My hands are too full to hold out a map, so instead I follow the golden tip of the Sule Pagoda. Smack in the middle of down-town Yangon, it occupies a space between roads, politics, religion and ideology.
As we approach its northern tip we pass a large mosque, its doors wide-open. Making our way clockwise around the pagoda’s perimeters we see the City Hall, Immanuel Baptist Church, Yangon Court and Maha Bandula Park – where an obelisk commemorates Burmese independence from British India.
This pocket of downtown Yangon tells a story of a multi-cultural and interfaith nation with a divisive past and present. It was the backdrop of the bloody 8888 uprising and the saffron revolution two decades later. It is where Aung San Suu Kyi became a national icon for democracy and where Monks were chased from the streets by gunfire as they peacefully protested fuel subsidies in 2007.

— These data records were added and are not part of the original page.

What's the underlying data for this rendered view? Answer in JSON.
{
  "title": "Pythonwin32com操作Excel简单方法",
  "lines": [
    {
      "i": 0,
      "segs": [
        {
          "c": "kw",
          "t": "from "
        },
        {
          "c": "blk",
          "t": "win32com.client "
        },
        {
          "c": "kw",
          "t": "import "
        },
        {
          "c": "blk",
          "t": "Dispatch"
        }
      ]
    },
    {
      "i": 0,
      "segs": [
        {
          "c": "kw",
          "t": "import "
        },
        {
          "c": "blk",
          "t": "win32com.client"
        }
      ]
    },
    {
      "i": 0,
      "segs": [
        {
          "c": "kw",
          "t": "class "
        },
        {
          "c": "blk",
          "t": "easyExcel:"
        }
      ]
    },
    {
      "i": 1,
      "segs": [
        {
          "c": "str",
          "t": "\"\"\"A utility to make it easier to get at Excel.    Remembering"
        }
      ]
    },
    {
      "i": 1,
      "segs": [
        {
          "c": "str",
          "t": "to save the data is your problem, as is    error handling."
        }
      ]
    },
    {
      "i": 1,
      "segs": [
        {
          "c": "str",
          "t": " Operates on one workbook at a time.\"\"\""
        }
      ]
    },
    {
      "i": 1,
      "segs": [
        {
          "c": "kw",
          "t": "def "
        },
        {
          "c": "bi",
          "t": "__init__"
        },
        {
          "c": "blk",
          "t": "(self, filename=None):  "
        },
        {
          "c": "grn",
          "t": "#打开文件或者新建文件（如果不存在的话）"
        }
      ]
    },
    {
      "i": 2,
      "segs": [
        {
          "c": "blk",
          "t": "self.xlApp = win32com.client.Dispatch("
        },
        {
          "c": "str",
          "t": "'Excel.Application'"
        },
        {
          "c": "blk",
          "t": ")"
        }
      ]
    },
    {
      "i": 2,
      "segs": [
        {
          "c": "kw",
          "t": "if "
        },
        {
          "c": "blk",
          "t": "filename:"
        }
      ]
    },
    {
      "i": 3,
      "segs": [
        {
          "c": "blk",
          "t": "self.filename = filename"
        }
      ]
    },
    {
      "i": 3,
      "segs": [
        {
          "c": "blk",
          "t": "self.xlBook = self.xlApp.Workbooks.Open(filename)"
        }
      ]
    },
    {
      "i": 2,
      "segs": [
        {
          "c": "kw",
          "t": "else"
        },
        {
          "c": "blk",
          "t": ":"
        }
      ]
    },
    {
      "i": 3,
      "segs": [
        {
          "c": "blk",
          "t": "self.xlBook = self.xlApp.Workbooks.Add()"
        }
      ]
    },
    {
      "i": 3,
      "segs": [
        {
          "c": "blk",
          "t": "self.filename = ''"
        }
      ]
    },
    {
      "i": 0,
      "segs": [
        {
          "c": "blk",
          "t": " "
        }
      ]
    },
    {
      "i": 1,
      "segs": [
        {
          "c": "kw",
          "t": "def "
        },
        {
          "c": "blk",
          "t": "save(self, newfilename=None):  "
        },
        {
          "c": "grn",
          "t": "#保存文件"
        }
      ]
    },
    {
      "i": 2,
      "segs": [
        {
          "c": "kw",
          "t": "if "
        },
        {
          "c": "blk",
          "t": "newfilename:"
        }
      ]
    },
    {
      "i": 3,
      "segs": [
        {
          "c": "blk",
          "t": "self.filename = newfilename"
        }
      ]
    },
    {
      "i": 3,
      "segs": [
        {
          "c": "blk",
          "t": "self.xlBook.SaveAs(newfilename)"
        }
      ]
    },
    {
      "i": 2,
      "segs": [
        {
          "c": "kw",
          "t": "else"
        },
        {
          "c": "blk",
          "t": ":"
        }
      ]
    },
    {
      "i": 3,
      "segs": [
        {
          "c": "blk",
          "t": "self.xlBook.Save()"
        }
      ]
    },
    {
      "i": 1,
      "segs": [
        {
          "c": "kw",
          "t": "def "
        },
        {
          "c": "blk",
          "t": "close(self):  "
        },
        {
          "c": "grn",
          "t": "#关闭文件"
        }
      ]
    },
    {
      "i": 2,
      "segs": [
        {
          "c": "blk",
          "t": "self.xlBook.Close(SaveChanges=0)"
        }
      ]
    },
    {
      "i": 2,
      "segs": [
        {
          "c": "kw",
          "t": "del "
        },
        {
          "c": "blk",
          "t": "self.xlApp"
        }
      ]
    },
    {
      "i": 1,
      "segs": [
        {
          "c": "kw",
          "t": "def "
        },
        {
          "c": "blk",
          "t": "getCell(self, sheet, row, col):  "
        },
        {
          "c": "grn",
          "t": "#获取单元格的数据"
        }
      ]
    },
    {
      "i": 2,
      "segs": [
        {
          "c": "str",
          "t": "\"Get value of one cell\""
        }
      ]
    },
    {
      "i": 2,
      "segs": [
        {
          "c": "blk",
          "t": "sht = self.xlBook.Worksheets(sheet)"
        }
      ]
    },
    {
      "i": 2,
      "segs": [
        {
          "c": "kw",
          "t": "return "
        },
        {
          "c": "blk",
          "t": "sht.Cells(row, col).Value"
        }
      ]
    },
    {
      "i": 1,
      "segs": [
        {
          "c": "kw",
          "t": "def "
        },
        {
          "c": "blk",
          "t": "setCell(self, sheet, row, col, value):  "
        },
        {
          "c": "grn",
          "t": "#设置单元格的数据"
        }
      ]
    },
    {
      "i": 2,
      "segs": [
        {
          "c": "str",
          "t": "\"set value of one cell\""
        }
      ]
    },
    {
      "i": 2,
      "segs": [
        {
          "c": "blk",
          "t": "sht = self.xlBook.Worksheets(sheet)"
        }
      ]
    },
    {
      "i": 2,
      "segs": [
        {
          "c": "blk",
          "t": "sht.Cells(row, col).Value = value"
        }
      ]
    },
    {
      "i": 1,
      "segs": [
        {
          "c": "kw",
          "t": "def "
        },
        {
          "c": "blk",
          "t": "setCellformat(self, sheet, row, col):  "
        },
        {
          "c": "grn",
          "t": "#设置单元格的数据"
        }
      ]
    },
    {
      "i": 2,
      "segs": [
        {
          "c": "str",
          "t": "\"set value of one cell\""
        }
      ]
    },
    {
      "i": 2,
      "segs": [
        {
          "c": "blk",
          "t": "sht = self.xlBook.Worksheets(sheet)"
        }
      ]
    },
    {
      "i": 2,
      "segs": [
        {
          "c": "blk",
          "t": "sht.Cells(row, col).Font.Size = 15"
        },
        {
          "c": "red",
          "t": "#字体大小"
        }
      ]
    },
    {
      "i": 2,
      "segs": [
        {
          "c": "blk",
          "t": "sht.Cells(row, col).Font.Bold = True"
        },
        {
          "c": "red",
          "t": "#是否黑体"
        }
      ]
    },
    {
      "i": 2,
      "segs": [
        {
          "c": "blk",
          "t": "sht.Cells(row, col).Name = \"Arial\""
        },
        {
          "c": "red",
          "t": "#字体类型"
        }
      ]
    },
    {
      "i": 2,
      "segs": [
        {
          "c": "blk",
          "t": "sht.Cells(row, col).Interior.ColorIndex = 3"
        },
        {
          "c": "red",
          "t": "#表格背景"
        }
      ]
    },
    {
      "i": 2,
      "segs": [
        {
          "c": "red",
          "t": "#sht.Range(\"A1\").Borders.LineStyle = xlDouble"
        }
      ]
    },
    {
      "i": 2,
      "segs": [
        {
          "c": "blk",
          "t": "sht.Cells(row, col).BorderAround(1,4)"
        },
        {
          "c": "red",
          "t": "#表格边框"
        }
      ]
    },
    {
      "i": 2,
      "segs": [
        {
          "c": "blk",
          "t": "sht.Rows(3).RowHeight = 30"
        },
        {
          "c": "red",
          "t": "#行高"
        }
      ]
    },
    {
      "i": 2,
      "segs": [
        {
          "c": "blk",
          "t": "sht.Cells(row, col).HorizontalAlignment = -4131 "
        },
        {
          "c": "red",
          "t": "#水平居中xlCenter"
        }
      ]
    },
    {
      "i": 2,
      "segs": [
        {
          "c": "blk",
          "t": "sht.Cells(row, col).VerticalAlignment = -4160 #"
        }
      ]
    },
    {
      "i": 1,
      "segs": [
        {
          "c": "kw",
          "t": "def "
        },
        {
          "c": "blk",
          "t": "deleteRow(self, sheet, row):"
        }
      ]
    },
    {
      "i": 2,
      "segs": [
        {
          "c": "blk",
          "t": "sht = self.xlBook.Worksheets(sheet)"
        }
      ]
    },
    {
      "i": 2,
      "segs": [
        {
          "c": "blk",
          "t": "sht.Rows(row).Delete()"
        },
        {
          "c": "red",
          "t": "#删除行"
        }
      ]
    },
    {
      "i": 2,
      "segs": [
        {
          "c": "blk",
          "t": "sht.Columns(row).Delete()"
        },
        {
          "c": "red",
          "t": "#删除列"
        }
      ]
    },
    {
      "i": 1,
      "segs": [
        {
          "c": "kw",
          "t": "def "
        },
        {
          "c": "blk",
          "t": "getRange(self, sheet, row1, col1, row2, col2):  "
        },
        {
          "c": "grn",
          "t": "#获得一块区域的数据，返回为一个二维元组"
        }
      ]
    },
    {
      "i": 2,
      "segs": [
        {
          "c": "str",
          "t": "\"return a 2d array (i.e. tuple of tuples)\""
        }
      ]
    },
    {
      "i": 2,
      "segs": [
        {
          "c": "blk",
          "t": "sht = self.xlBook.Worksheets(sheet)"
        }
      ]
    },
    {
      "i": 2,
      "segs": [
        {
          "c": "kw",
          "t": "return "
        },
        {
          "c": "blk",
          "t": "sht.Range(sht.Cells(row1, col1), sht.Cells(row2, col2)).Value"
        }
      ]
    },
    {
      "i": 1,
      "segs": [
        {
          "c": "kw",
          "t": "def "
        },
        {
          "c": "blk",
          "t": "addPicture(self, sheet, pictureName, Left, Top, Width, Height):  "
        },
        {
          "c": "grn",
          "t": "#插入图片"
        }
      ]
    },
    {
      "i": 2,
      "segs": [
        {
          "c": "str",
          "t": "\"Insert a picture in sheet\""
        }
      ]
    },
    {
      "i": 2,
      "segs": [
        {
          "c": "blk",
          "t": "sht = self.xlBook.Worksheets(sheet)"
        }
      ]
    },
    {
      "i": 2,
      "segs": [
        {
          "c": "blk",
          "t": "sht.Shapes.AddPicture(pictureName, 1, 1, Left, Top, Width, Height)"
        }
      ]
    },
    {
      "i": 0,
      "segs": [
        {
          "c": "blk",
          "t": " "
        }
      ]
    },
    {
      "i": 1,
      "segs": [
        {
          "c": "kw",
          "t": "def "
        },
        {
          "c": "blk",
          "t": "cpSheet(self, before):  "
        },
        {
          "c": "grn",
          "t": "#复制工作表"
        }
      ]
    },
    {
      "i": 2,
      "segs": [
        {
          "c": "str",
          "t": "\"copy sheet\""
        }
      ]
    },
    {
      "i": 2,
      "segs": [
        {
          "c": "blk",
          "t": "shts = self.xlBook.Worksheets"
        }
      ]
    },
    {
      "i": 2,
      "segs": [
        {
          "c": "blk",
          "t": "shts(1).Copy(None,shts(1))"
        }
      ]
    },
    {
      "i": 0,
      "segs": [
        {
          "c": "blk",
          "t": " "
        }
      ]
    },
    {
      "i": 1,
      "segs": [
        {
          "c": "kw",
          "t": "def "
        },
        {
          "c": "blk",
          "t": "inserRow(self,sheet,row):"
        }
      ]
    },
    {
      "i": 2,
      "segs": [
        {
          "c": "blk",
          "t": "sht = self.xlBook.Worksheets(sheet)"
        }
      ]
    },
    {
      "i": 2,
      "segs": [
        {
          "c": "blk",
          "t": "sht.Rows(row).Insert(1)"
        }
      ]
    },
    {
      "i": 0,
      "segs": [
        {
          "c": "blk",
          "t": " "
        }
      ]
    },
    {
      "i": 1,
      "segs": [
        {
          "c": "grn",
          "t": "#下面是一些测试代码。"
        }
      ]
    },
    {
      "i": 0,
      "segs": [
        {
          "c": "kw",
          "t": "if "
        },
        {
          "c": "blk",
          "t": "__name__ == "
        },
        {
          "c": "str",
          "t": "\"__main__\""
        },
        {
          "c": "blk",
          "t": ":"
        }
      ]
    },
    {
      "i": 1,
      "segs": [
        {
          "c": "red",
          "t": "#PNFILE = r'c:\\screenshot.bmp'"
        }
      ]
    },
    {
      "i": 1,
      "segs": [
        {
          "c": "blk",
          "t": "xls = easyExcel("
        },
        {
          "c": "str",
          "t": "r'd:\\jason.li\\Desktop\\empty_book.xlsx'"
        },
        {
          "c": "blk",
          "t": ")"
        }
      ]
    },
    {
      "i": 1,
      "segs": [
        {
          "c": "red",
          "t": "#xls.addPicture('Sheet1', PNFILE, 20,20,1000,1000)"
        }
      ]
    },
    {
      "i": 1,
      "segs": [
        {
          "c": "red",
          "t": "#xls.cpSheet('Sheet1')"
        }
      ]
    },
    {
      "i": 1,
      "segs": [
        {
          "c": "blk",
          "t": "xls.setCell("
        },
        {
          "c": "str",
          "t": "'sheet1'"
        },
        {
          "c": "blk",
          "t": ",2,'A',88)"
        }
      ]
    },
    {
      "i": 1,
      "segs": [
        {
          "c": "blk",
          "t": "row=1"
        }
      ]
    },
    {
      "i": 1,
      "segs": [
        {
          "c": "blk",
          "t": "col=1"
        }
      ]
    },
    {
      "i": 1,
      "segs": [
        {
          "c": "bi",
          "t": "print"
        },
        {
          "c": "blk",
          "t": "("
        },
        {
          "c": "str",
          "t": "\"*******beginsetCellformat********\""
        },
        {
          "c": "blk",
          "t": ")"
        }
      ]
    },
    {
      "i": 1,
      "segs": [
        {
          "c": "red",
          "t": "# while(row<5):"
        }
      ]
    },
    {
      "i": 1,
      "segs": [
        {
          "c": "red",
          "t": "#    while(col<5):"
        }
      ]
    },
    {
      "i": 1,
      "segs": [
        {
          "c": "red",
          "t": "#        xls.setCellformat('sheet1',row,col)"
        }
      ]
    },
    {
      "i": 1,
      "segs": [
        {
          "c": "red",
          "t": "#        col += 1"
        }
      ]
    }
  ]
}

Since its transition to democracy in 2008, Myanmar rarely makes world news. When it does, its screen time is reserved to Aung Sun Suu Kyi – or inter-communal violence.
As we meander into the Sule night market I notice groups of children playing together around their parents stalls – some adorned with bindis, others with traditional Thankakha (makeup) on their cheeks.
Tonight, like on my first trip to Yangon in February, I am surprised to see veiled women and bearded men chatting with others in Indian-style sarees, or traditional Burmese longyis. On Yangon’s streets, the lives of Burma’s Muslims, Hindus, Jains and Buddhists remain interwoven. Unlike the tumultuous border regions, people maintain some level of inter-communal unity.
Maintaining this communal cohesion is difficult. The information era hit Myanmar at a pace so rapid that propaganda and manipulated images spread like wild-fire online, and are indiscernible to most. In 2006, a sim-card cost around $3,000 and the Yangon School of Political Science – like others that implant critical thinking – did not exist. In Myanmar, fake news goes a long way in shaping public perception of already vilified groups, with gut-wrenching consequences.
As we leave the market and the shadow of the Sule Pagoda, I’m optimistic that the children playing happily and innocently on the street represent the future of the nation; for united they stand a better chance of resisting the politics of ‘divide and rule’.